Saturday, April 9, 2011

Are (some) Kids Idiots About Food? In Defense of the Children's Menu

The summer I was seven and my brother 10, my parents took us to France. We spent two weeks in Paris and a month on the island of Corsica. It was an amazing trip. I'm sure we had amazing food. But on our very last night on the island, when my mom, brother and I were staying at a hotel near the airport (my dad had returned a few weeks earlier), my brother could find nothing to eat on the hotel menu. He hemmed and hawed and couldn't make up his mind.

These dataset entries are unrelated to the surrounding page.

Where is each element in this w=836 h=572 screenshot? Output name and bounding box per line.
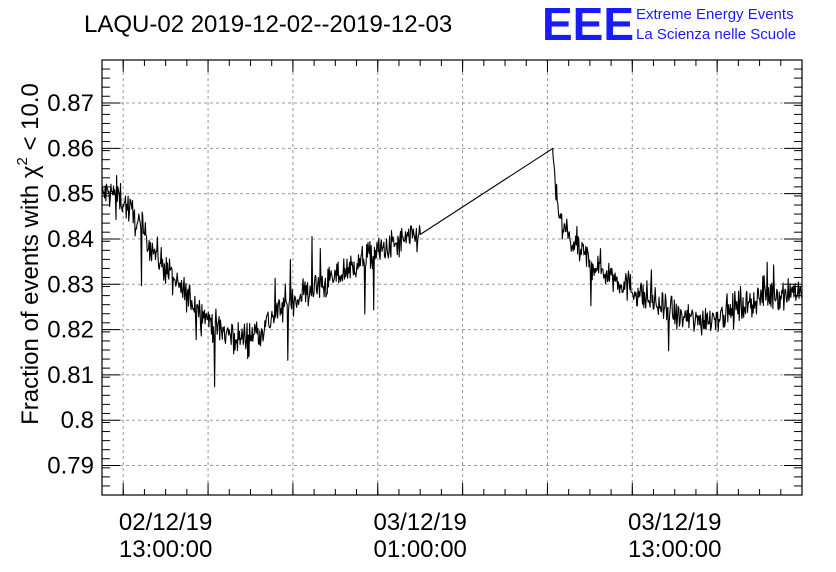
eee-logo: EEE Extreme Energy Events La Scienza nel… <box>542 0 796 50</box>
y-axis-label: Fraction of events with χ2 < 10.0 <box>14 83 44 425</box>
x-tick-label-time: 13:00:00 <box>628 536 721 563</box>
y-axis-label-sup: 2 <box>14 157 31 165</box>
tick-labels: 0.79 0.8 0.81 0.82 0.83 0.84 0.85 0.86 0.87 02/12… <box>47 90 721 563</box>
axes <box>101 59 803 496</box>
x-tick-label-time: 01:00:00 <box>373 536 466 563</box>
y-tick-label: 0.83 <box>47 271 94 298</box>
chart-title: LAQU-02 2019-12-02--2019-12-03 <box>84 11 452 38</box>
y-tick-label: 0.82 <box>47 317 94 344</box>
y-tick-label: 0.87 <box>47 90 94 117</box>
y-tick-label: 0.85 <box>47 181 94 208</box>
y-axis-label-pre: Fraction of events with χ <box>17 165 44 425</box>
plot-frame <box>101 59 803 496</box>
grid <box>102 60 802 495</box>
x-tick-label-date: 02/12/19 <box>119 509 212 536</box>
y-tick-label: 0.8 <box>61 407 94 434</box>
y-tick-label: 0.79 <box>47 453 94 480</box>
logo-mark: EEE <box>542 0 634 50</box>
y-tick-label: 0.86 <box>47 135 94 162</box>
logo-line-2: La Scienza nelle Scuole <box>636 26 796 43</box>
x-tick-label-date: 03/12/19 <box>373 509 466 536</box>
logo-line-1: Extreme Energy Events <box>636 6 794 23</box>
y-tick-label: 0.81 <box>47 362 94 389</box>
series-line <box>101 147 803 388</box>
series-layer <box>101 147 803 388</box>
y-tick-label: 0.84 <box>47 226 94 253</box>
y-axis-label-post: < 10.0 <box>17 83 44 157</box>
x-tick-label-date: 03/12/19 <box>628 509 721 536</box>
x-tick-label-time: 13:00:00 <box>119 536 212 563</box>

"Do you want a haahmboorgeeerrr?" sneered the waiter.
"Yeah!!"

My brother really, really wanted a hamburger. He really, really didn't want anything else. Did that make him an idiot?

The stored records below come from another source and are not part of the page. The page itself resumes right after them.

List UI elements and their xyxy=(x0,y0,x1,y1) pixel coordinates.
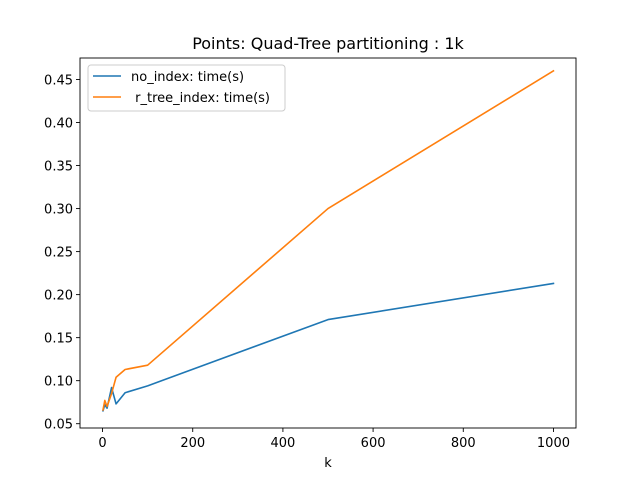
y-tick-label-2: 0.15 xyxy=(44,332,73,347)
plot-area: 0 200 400 600 800 1000 0.05 0.10 0.15 0.20 0.25 0.3… xyxy=(44,57,577,451)
x-tick-label-5: 1000 xyxy=(537,436,570,451)
legend-label-1: r_tree_index: time(s) xyxy=(131,91,270,106)
legend-label-0: no_index: time(s) xyxy=(131,70,244,85)
x-tick-label-2: 400 xyxy=(270,436,295,451)
series-line-1 xyxy=(102,69,555,411)
legend: no_index: time(s) r_tree_index: time(s) xyxy=(87,64,286,112)
y-tick-label-0: 0.05 xyxy=(44,418,73,433)
x-tick-label-4: 800 xyxy=(451,436,476,451)
x-tick-label-0: 0 xyxy=(98,436,106,451)
legend-box xyxy=(87,64,286,112)
y-tick-label-1: 0.10 xyxy=(44,375,73,390)
y-tick-label-5: 0.30 xyxy=(44,203,73,218)
chart-title: Points: Quad-Tree partitioning : 1k xyxy=(192,34,464,53)
x-axis-label: k xyxy=(324,456,332,471)
y-tick-label-7: 0.40 xyxy=(44,117,73,132)
series-line-0 xyxy=(102,282,555,412)
y-tick-label-8: 0.45 xyxy=(44,74,73,89)
y-tick-label-4: 0.25 xyxy=(44,246,73,261)
x-tick-label-3: 600 xyxy=(361,436,386,451)
y-tick-label-6: 0.35 xyxy=(44,160,73,175)
x-tick-label-1: 200 xyxy=(180,436,205,451)
plot-frame xyxy=(79,57,577,429)
y-tick-label-3: 0.20 xyxy=(44,289,73,304)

This past Wednesday night, on the Top Chef All Stars Reunion Show, Antonia, whom I love, announced she hated children's menus because they treat children like idiots. Well, sometimes when it comes to food, I'd say my kids are not, let's say, engaged. My son, every so often he tries a new food. Just last week he saw me eating egg and cheese on a roll and could not resist its siren call. But he won't try sweet potato. This is a kid who lives for sugar and he won't try a food that has the word "sweet" in its name. Then there's my daughter. We tried a new food chart for her. One day maybe last summer, she looked at her chart, she said firmly, "Next time, my new food will be a poppy bagel." I know from my psychology class that according to Piaget Helen suffers her cognitive stage when she's thinking about bagels -- that is, she can only think about one quality of the bagel at a time. She can't help it. It's part of pre-operations, where she apparently is, and when her brain moves into the next phase, concrete operations, she'll see that a poppy bagel and everything bagel are both BAGELS and one does not count as a new food.

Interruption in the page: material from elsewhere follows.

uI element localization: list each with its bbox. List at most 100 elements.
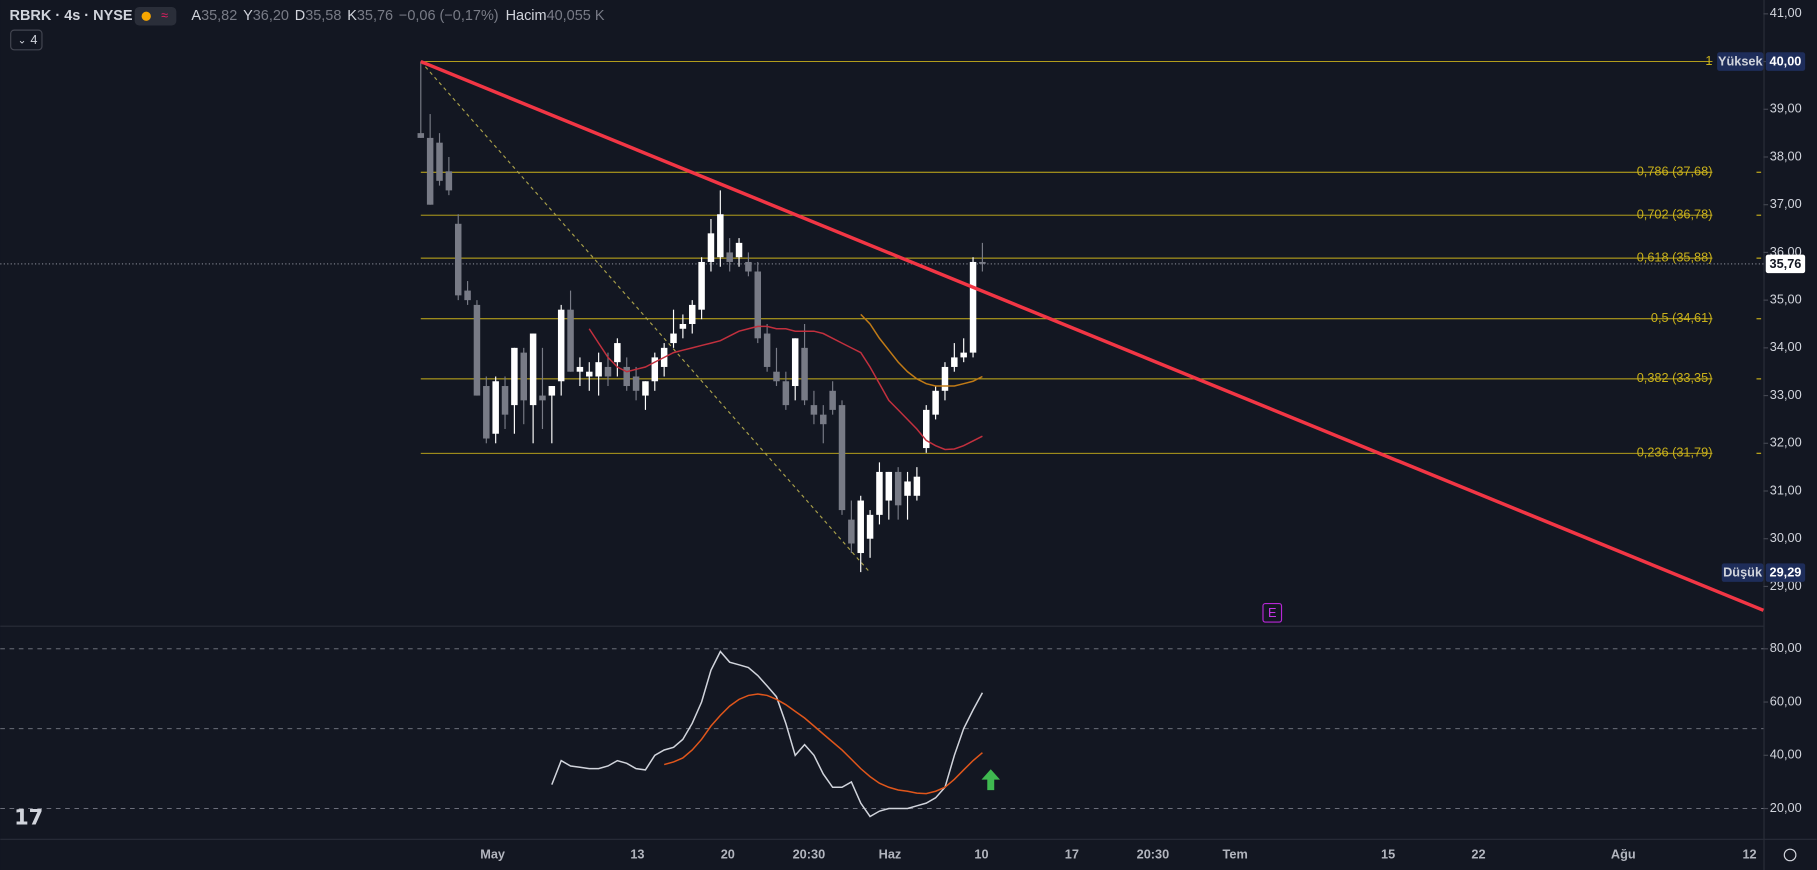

Now, my brother's kids, all four of them, eat everything. They always have. I say, "mazel tov." Readers of this blog know very well that my kids do not eat everything. And, therefore, I'm grateful for a children's menu. Paying six bucks for a plain bowl of buttered pasta, the dish for which I don't have to wash? I love it. Is it idiotic to like what you like and refuse to try anything new? Maybe. Maybe if my brother had tried something new that night in Corsica he would've had a transporting gustatory experience. Then again, he'd spent the last six weeks doing new things. Maybe he was tired. Maybe he wanted something familiar. Maybe the only thing in the world he wanted was a hahmmbooorgeerrr. Putting aside the question of how that beef got into that patty, is that so bad?

2 comments:

marjorie said...

WHY do Lou's kids eat everything? I too rely on the kids' menu, and I feel bad about it. (I love Antonia, and her comments hit me where I live.) I still feel that I've catered to my kids' whims too much...but on the other hand, I don't want food to be a battleground.

Robin Aronson said...

Why do Louis' kids eat everything? I have no idea, but I did, too, so maybe it's like a brain thing - righty-lefty, lefty-righty. I suspect he's also a little harder care about eating what's on the table, which is easy to do when your kids will eat what's on the table. I have a friend who's older son eats not much more than cheese sticks and hot dogs and younger son eats just about anything you put in front of him. All of which is to say, that like you, for me, keeping the battles away from food feels like the better choice even if a Tiger mom would roll her eyes at us.